GoBack()Pops the current page and resumes the previous one. Returns true on success.
GoHome()Pops all pages and returns to the root page that was passed to RunUILoop.
OnHotkey(InputModifier::None, InputKey::ESCAPE, [](ControlBase* self)
{
    auto& nav = Navigator::Current();
    if (nav.CanGoBack())
        nav.GoBack();
    else
        HostApplication::Current().RequestStop();
});

Relationship with HostApplication

HostApplication provides two related entry points:
void HostApplication::RunUILoop(std::unique_ptr<VisualTreeNode> root);
void HostApplication::NestUILoop(UILayer& layer);
RunUILoop starts the main event loop with a root page and does not return until RequestStop() is called. The Navigator operates on top of the visual tree managed by this loop. NestUILoop runs a second, nested event loop on a pre-built UILayer.

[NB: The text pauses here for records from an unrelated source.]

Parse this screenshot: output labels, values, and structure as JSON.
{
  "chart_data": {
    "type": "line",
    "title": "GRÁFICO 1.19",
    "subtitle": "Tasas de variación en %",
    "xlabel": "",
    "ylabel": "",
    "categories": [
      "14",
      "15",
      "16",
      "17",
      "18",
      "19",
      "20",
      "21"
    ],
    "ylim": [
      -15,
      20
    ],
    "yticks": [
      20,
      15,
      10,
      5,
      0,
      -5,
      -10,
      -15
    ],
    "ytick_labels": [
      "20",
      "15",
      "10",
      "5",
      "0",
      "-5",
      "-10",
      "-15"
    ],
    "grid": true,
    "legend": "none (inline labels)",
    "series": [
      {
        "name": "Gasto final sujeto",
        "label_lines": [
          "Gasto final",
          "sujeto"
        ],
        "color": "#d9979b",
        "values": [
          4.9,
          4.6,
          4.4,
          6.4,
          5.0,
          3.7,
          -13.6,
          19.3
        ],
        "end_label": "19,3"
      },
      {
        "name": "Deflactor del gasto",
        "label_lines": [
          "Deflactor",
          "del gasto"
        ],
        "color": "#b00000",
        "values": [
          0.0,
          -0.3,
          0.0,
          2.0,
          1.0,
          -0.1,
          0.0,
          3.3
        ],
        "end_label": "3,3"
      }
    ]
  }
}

It blocks the calling thread until the layer’s Running flag is set to false. The built-in dialogs (MessageBox, ContextMenu, OpenFileDialog) use this mechanism to implement their blocking behaviour.

Multi-layered UI

The visual tree is a stack of UILayer objects. Each layer has its own root node and FocusManager. Layers are rendered back-to-front, so the topmost layer always appears in front. Input is routed only to the active (topmost) layer.

Navigator.Navigate

Use for application-level page transitions — settings screens, detail views, wizard steps. The previous page is kept alive on the stack and restored when you go back.

NestUILoop

Use for modal overlays that must block the rest of the UI — confirmation dialogs, context menus, file pickers. The current layer is still visible underneath, but receives no input.

Typical navigation setup

1

Start the application

Call EnterTerminal to prepare the console, then RunUILoop with your initial page.
int main()
{
    HostApplication& app = HostApplication::Current();
    app.EnterTerminal();
    app.RunUILoop(std::make_unique<HomePage>());
    app.ExitTerminal();
    return 0;
}
2

Navigate to a new page

From inside any control, call Navigator::Current().Navigate(...).
Navigator::Current().Navigate(std::make_unique<DetailPage>());
3

Return to the previous page

Call GoBack() or bind GoHome() to a reset hotkey.
if (Navigator::Current().CanGoBack())
    Navigator::Current().GoBack();
Bind GoBack to a consistent key (such as Escape) across all pages so users always have a predictable way to go back. Check CanGoBack() first and fall through to RequestStop() when on the root page.